How can AI strengthen authentic human connections instead of replacing them? How do we design AI technologies that enhance rather than diminish the richness of interpersonal relationships?

Week 7 (Oct 16th): Project Ideation & Proposals

Workshop session for developing proposals for AI systems that actively promote human flourishing. Teams articulate design principles, scientific insights behind the design, identify specific flourishing dimensions to address, and receive feedback on feasibility and measurement strategies. Teams submit detailed project plans and receive formative feedback from instructors and peers to refine their proposals.

Week 8 (Oct 16th): No Class  MIT Media Lab Fall Meeting

Week 9 (Oct 30th): Mental & Emotional Wellbeing

How can AI support mental health and emotional well-being, for example, by providing more preventative and personalized health support, aiding with behavior change, monitoring health data, and anticipating problems?

Week 10 (Nov 6th): AI & Sense of Purpose

How can human-AI interaction help people identify and pursue their unique values and long term goals while creating opportunities for making meaningful contributions to society?

Week 11 (Nov 13th): Interim Project Presentations

Student teams present interim results of their refined projects and receive feedback from peers and instructors.

Week 12 (Nov 20th): Societal Flourishing

 How can AI impact societal health, including democracy, equity, resilience, stability, peace, and more?

Week 13 (Nov 27th): No Class — Thanksgiving break

Final Presentation

Week 14 (Nov 20th): Project Finalization

Time for teams to refine projects, conduct user research, develop prototypes, and design evaluation studies. Each team meets with instructors individually. Groups prepare presentations that articulate their vision & theory of change and approach to measuring impact on human flourishing.

Week 15 (Dec 11): Final Project Presentation and Report

 Student teams present their project, demonstrating how they address specific dimensions of human-AI interaction in their design or research.

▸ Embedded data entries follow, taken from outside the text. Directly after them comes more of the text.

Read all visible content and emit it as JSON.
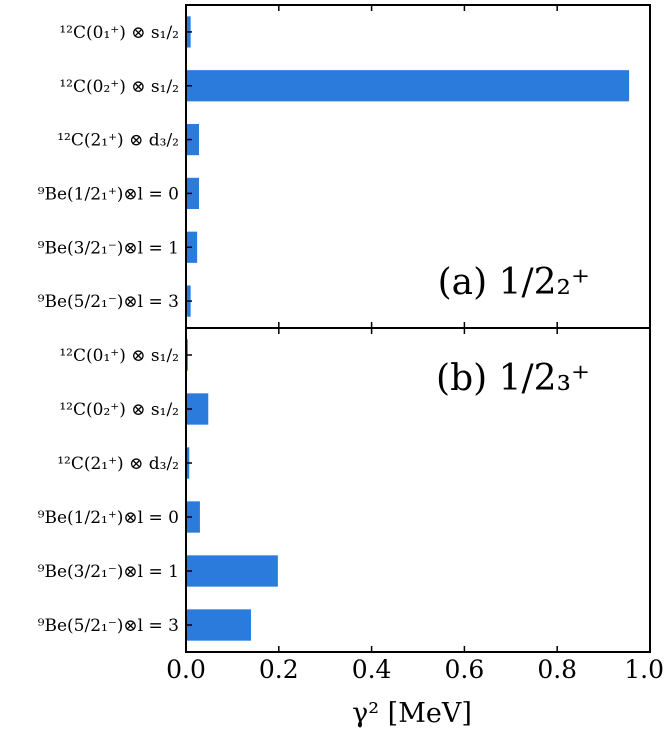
{
  "chart_data": {
    "type": "bar",
    "orientation": "horizontal",
    "xlabel": "γ² [MeV]",
    "xlim": [
      0.0,
      1.0
    ],
    "xticks": [
      "0.0",
      "0.2",
      "0.4",
      "0.6",
      "0.8",
      "1.0"
    ],
    "grid": false,
    "bar_color": "#2b7bdc",
    "panels": [
      {
        "label": "(a) 1/2₂⁺",
        "label_position": "bottom-right",
        "categories": [
          "¹²C(0₁⁺) ⊗ s₁/₂",
          "¹²C(0₂⁺) ⊗ s₁/₂",
          "¹²C(2₁⁺) ⊗ d₃/₂",
          "⁹Be(1/2₁⁺)⊗l = 0",
          "⁹Be(3/2₁⁻)⊗l = 1",
          "⁹Be(5/2₁⁻)⊗l = 3"
        ],
        "values": [
          0.01,
          0.955,
          0.028,
          0.028,
          0.024,
          0.01
        ]
      },
      {
        "label": "(b) 1/2₃⁺",
        "label_position": "top-right",
        "categories": [
          "¹²C(0₁⁺) ⊗ s₁/₂",
          "¹²C(0₂⁺) ⊗ s₁/₂",
          "¹²C(2₁⁺) ⊗ d₃/₂",
          "⁹Be(1/2₁⁺)⊗l = 0",
          "⁹Be(3/2₁⁻)⊗l = 1",
          "⁹Be(5/2₁⁻)⊗l = 3"
        ],
        "values": [
          0.004,
          0.048,
          0.007,
          0.03,
          0.198,
          0.14
        ]
      }
    ]
  }
}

Includes critical reflection on trade-offs, limitations, and synthesis discussions about the future of human-centered AI design.

Class Evaluation

1. Class Participation in Discussion  (30% of grade) 

  • 30 mins - closed laptop discussion of the theme of the week and readings 
  • 40 mins - presentation by guest speaker with discussion

2. Weekly Design Exercise (30% of grade)

Each week, students create speculative designs that explore alternative futures for human-AI interaction, drawing on that week’s class theme. These short exercises—presented as sketches, scenarios, or design fictions—translate theory into tangible possibilities and are shared through a brief in-class presentation.

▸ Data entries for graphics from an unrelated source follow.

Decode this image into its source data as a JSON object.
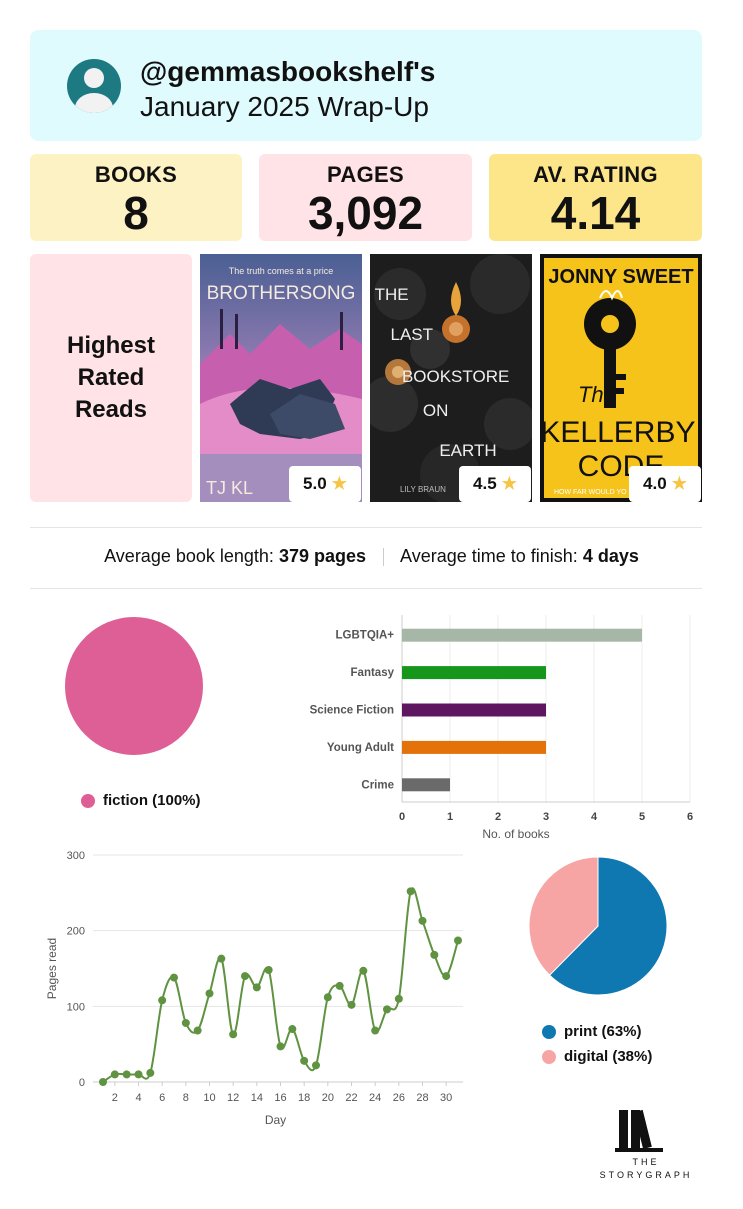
{
  "header": {
    "username": "@gemmasbookshelf's",
    "subtitle": "January 2025 Wrap-Up"
  },
  "stats": [
    {
      "label": "BOOKS",
      "value": "8",
      "color": "#fdf2c4"
    },
    {
      "label": "PAGES",
      "value": "3,092",
      "color": "#ffe3e6"
    },
    {
      "label": "AV. RATING",
      "value": "4.14",
      "color": "#fde58a"
    }
  ],
  "highest_rated": {
    "heading": "Highest\nRated\nReads",
    "books": [
      {
        "tagline": "The truth comes at a price",
        "title": "BROTHERSONG",
        "author": "TJ KL",
        "rating": "5.0"
      },
      {
        "title_lines": [
          "THE",
          "LAST",
          "BOOKSTORE",
          "ON",
          "EARTH"
        ],
        "author": "LILY BRAUN",
        "rating": "4.5"
      },
      {
        "author": "JONNY SWEET",
        "title_lines": [
          "The",
          "KELLERBY",
          "CODE"
        ],
        "tagline": "HOW FAR WOULD YO",
        "rating": "4.0"
      }
    ]
  },
  "averages": {
    "length_label": "Average book length:",
    "length_value": "379 pages",
    "time_label": "Average time to finish:",
    "time_value": "4 days"
  },
  "fiction_pie": {
    "slices": [
      {
        "name": "fiction",
        "percent": 100,
        "color": "#de5f96"
      }
    ],
    "legend": "fiction (100%)"
  },
  "chart_data": [
    {
      "type": "bar",
      "orientation": "horizontal",
      "categories": [
        "LGBTQIA+",
        "Fantasy",
        "Science Fiction",
        "Young Adult",
        "Crime"
      ],
      "values": [
        5,
        3,
        3,
        3,
        1
      ],
      "colors": [
        "#a7b7a7",
        "#17961c",
        "#5e1661",
        "#e4720b",
        "#6a6a6a"
      ],
      "xlabel": "No. of books",
      "xlim": [
        0,
        6
      ],
      "xticks": [
        "0",
        "1",
        "2",
        "3",
        "4",
        "5",
        "6"
      ],
      "grid": true
    },
    {
      "type": "line",
      "x": [
        1,
        2,
        3,
        4,
        5,
        6,
        7,
        8,
        9,
        10,
        11,
        12,
        13,
        14,
        15,
        16,
        17,
        18,
        19,
        20,
        21,
        22,
        23,
        24,
        25,
        26,
        27,
        28,
        29,
        30,
        31
      ],
      "y": [
        0,
        10,
        10,
        10,
        12,
        108,
        138,
        78,
        68,
        117,
        163,
        63,
        140,
        125,
        148,
        47,
        70,
        28,
        22,
        112,
        127,
        102,
        147,
        68,
        96,
        110,
        252,
        213,
        168,
        140,
        187
      ],
      "xlabel": "Day",
      "ylabel": "Pages read",
      "ylim": [
        0,
        300
      ],
      "yticks": [
        "0",
        "100",
        "200",
        "300"
      ],
      "xticks": [
        "2",
        "4",
        "6",
        "8",
        "10",
        "12",
        "14",
        "16",
        "18",
        "20",
        "22",
        "24",
        "26",
        "28",
        "30"
      ],
      "color": "#5f9341",
      "grid": true
    },
    {
      "type": "pie",
      "slices": [
        {
          "name": "print",
          "percent": 63,
          "color": "#0f78b0",
          "label": "print (63%)"
        },
        {
          "name": "digital",
          "percent": 38,
          "color": "#f7a4a4",
          "label": "digital (38%)"
        }
      ]
    }
  ],
  "brand": {
    "line1": "THE",
    "line2": "STORYGRAPH"
  }
}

3. Midterm Report and Final Project Presentation (40% of grade) 

 At the course midpoint, student teams (groups of 2-3 people) submit a proposal for an AI system or intervention that addresses a specific dimension of human flourishing. The proposal must articulate a clear theory grounding the design in empirical research on human psychology and well-being. Students identify their target aspect of flourishing, present a unique concept and supporting evidence for their approach, offer a detailed proposal of work, and outline methods for evaluating the approach. The proposal includes ethical considerations and potential risks.

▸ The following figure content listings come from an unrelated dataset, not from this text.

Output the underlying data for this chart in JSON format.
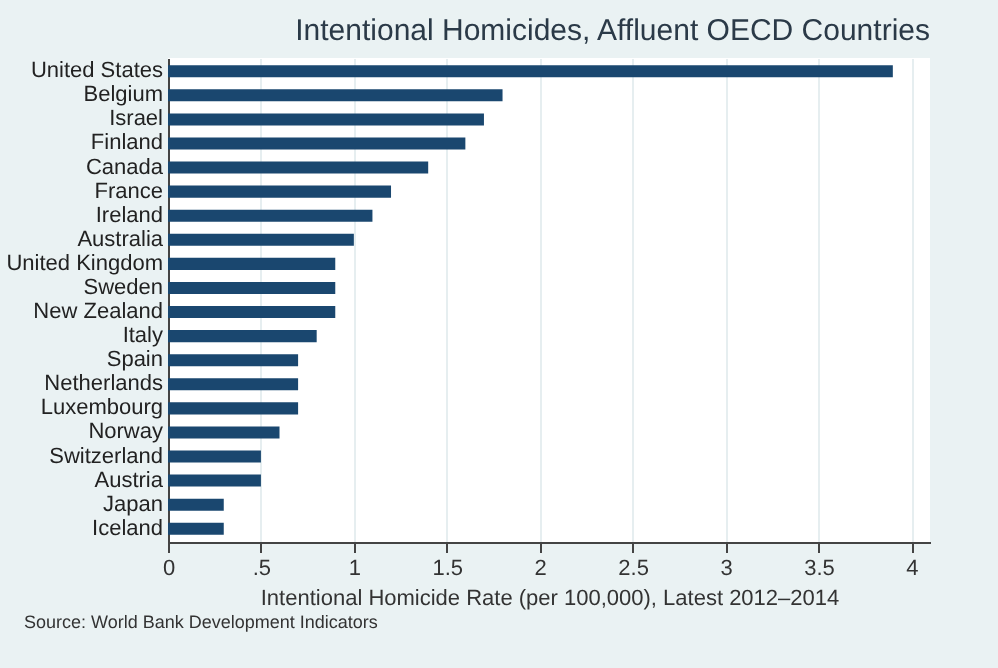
{
  "chart_data": {
    "type": "bar",
    "orientation": "horizontal",
    "title": "Intentional Homicides, Affluent OECD Countries",
    "xlabel": "Intentional Homicide Rate (per 100,000), Latest 2012–2014",
    "categories": [
      "United States",
      "Belgium",
      "Israel",
      "Finland",
      "Canada",
      "France",
      "Ireland",
      "Australia",
      "United Kingdom",
      "Sweden",
      "New Zealand",
      "Italy",
      "Spain",
      "Netherlands",
      "Luxembourg",
      "Norway",
      "Switzerland",
      "Austria",
      "Japan",
      "Iceland"
    ],
    "values": [
      3.9,
      1.8,
      1.7,
      1.6,
      1.4,
      1.2,
      1.1,
      1.0,
      0.9,
      0.9,
      0.9,
      0.8,
      0.7,
      0.7,
      0.7,
      0.6,
      0.5,
      0.5,
      0.3,
      0.3
    ],
    "color": "#1a476f",
    "xlim": [
      0,
      4.1
    ],
    "xticks": [
      0,
      {
        "value": 0.5,
        "label": ".5"
      },
      1,
      1.5,
      2,
      2.5,
      3,
      3.5,
      4
    ],
    "grid": "x",
    "annotations": [
      "Source: World Bank Development Indicators"
    ]
  }
}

The same teams further develop their midterm proposals into refined, completed research projects with evidence of user research, prototyping, and/or empirical evaluation. Final presentations (oral + paper) must demonstrate how the design addresses psychological dimensions of human-AI interaction through specific design decisions and features. Students present their measurement framework for assessing impact on human flourishing. Projects are evaluated on theoretical grounding, design innovation, empirical rigor, and clarity of communication.